Sayın Cumhurbaşkanı Yunanistan gezisi sırasında Türk-Yunan ilişkileri ile ilgili olarak çeşitli meselelere temas etti. Bunlar arasında en dikkat çekici olanlardan birisi Batı Trakya Türklerinin yaşadığı dini ve kültürel sıkıntılardı. Yunanistan’ın oradaki soydaşlarımıza yönelik baskılarına en üst düzeyde tepki gösterilmesi oldukça önemli bir gelişmeydi. Ancak bir husus daha vardı ki Sayın Cumhurbaşkanı onu da dile getirseydi dört başı mamur bir ikaz olacaktı. Muhtemelen eksik bilgilendirildi ya da bilgilendirmesi gerekenlerin de bahsedeceğim gelişmelerden haberi olmayabilir.
Yunanistan 1990’lı yıllardan itibaren Batı Trakya’ya yönelik bir çalışma yürütüyor. Sessiz sedasız yürütülen bu faaliyeti bölgeyi yakından takip eden bilim çevreleri ve Batı Trakya’ya hassasiyet gösteren bazı sivil toplum kuruluşları dikkatle izliyor. Yunan hükümetleri, dağılan SSCB ülkelerindeki Rum Ortodoksları Yunanistan’a davet ediyor. Yunanistan’a göç edecek olanlara yerleşecek yer, maddi yardım ve iş vaadinde bulunan Yunanlılar böylece ülkedeki nüfusu artırmaya çalışmaktadır. Bizim bahsedeceğimiz problem ise bundan sonra başlıyor. Zira Yunanistan ülkeye göç ettirdiği Rumların neredeyse tamamını Batı Trakya’daki Türk azınlığın arasına yerleştiriyor. Yunan bilim adamlarının göç, entegrasyon vb. başlıklarda yaptıkları çalışmalardan hangi yılda ne kadar göçmenin geldiği, nerelere yerleştirildiği o kadar açıktır ki kamuoyuna açık bilgi ve belgelerden Batı Trakya’ya yerleştirilen bu Rumların durumu hakkında ayrıntılı bilgi edinmek mümkündür.
Batı Trakya Türklerinin çıkarlarını savunmalı ve bu duruma sessiz kalmamalıdır.
Ne yazık ki Türkiye’de bu konu bir iki bilimsel yazı dışında konuşulmadı. Mesut Yılmaz’ın Dış İşleri Bakanlığı zamanında Yunanistan’a bu gelişmelerden duyulan kaygı ifade edildi ancak bir değişme olmadı. Yunanistan fiili durum yaratarak Batı Trakya’daki nüfus yapısını Türklerin aleyhine olacak şekilde değiştirdi.
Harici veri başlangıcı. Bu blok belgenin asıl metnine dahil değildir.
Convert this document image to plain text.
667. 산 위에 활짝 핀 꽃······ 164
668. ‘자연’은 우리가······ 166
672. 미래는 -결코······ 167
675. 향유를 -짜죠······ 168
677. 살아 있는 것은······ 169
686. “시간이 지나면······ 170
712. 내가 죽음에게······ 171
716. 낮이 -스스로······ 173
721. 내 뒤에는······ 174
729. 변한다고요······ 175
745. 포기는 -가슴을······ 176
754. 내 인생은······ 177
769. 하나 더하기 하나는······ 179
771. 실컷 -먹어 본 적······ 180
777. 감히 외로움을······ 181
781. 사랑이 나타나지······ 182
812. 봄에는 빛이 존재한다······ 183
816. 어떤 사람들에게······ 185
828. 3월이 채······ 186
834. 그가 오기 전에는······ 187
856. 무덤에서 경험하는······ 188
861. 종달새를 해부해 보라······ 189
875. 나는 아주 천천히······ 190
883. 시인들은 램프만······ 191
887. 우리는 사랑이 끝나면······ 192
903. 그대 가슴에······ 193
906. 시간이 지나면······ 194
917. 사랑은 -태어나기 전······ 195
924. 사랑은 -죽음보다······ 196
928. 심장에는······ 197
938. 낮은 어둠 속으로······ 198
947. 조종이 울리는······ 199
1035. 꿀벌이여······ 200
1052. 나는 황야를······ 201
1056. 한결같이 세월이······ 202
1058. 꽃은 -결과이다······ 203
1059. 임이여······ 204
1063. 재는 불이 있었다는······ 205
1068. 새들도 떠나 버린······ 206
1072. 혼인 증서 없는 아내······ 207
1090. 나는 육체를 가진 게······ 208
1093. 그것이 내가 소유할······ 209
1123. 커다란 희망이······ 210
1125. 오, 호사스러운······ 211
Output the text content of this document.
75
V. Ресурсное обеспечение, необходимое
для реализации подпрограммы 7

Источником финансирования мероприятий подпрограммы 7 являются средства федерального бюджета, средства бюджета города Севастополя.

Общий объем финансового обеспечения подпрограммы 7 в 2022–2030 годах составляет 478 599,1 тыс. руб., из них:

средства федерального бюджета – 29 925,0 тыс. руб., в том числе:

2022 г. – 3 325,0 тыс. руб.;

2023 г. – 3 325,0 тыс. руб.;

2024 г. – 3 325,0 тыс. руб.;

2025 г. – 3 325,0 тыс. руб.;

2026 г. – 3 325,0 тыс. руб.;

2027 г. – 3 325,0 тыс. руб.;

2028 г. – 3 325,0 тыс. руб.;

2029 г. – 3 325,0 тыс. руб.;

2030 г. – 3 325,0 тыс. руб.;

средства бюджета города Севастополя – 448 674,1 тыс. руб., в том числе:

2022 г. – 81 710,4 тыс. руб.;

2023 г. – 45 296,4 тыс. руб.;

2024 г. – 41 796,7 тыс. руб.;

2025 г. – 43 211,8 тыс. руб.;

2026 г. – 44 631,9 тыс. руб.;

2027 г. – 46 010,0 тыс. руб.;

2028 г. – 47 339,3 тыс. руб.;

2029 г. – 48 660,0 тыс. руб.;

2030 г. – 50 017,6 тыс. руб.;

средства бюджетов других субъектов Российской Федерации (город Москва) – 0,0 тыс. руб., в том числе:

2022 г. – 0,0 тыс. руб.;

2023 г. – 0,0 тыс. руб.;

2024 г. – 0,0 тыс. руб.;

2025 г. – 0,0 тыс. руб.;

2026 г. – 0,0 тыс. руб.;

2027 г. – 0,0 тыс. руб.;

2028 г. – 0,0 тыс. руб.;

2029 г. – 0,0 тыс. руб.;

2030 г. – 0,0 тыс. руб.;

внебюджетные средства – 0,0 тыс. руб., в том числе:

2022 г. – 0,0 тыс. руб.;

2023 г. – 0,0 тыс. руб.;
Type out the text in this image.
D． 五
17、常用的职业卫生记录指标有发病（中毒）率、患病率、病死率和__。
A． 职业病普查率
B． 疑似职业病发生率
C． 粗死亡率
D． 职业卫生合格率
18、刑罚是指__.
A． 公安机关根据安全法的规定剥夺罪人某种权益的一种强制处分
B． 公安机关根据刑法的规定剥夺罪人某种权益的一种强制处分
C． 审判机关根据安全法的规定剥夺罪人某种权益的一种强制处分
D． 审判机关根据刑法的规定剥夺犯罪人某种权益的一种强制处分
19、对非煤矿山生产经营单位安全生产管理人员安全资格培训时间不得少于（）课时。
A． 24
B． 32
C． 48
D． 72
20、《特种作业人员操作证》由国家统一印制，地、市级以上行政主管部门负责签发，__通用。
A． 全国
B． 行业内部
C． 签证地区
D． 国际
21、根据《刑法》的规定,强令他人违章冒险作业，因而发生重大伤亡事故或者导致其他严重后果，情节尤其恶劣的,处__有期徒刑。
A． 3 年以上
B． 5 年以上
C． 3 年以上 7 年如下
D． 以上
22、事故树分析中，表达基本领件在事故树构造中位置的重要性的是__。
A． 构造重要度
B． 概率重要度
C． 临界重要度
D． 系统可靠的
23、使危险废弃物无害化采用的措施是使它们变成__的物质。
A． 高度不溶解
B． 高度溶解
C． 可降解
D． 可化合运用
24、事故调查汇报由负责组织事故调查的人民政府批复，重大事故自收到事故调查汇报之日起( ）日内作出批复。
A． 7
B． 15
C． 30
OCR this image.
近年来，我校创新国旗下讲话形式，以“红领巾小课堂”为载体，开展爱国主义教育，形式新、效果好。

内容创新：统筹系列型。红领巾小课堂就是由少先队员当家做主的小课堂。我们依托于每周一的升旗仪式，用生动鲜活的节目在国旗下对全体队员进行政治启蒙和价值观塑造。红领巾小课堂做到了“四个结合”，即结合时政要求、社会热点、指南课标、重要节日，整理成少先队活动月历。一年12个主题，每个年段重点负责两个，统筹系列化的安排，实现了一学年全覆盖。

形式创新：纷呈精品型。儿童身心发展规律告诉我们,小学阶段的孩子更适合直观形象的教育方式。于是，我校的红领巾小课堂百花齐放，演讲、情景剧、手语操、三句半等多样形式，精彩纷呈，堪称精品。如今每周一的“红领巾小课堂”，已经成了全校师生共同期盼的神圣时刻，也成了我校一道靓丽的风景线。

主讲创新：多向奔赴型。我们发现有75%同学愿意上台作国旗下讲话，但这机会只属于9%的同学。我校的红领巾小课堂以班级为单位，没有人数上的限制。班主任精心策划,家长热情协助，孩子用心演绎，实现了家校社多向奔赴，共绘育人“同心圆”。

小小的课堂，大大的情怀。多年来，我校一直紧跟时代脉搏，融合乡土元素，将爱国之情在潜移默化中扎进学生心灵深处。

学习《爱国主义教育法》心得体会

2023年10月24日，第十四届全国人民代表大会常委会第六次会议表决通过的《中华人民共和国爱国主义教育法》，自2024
Üstelik bölgeye göç ettirilen Rumların büyük kısmı Doğu Karadeniz bölgesinden Osmanlı Devleti aleyhinde faaliyet gösterdiği için başka ülkelere kaçmak zorunda kalan Rumlar. Bazısı Rus işgalinden sonra geri çekilen Ruslarla birlikte giden ayrılıkçı Rumlar bazıları da Pontus isyanı bastırıldıktan sonra Karadenizden ayrılmak zorunda kalanlar. İşte Yunanistan çok tehlikeli bir iş yaparak Türk düşmanı bu toplulukları Batı Trakya Türklerinin arasına yerleştiriyor. Bu kabul edilebilir bir durum değildir. Türkiye, uluslararası anlaşmalardan doğan haklarını kullanarak Batı Trakya Türklerinin çıkarlarını savunmalı ve bu duruma sessiz kalmamalıdır.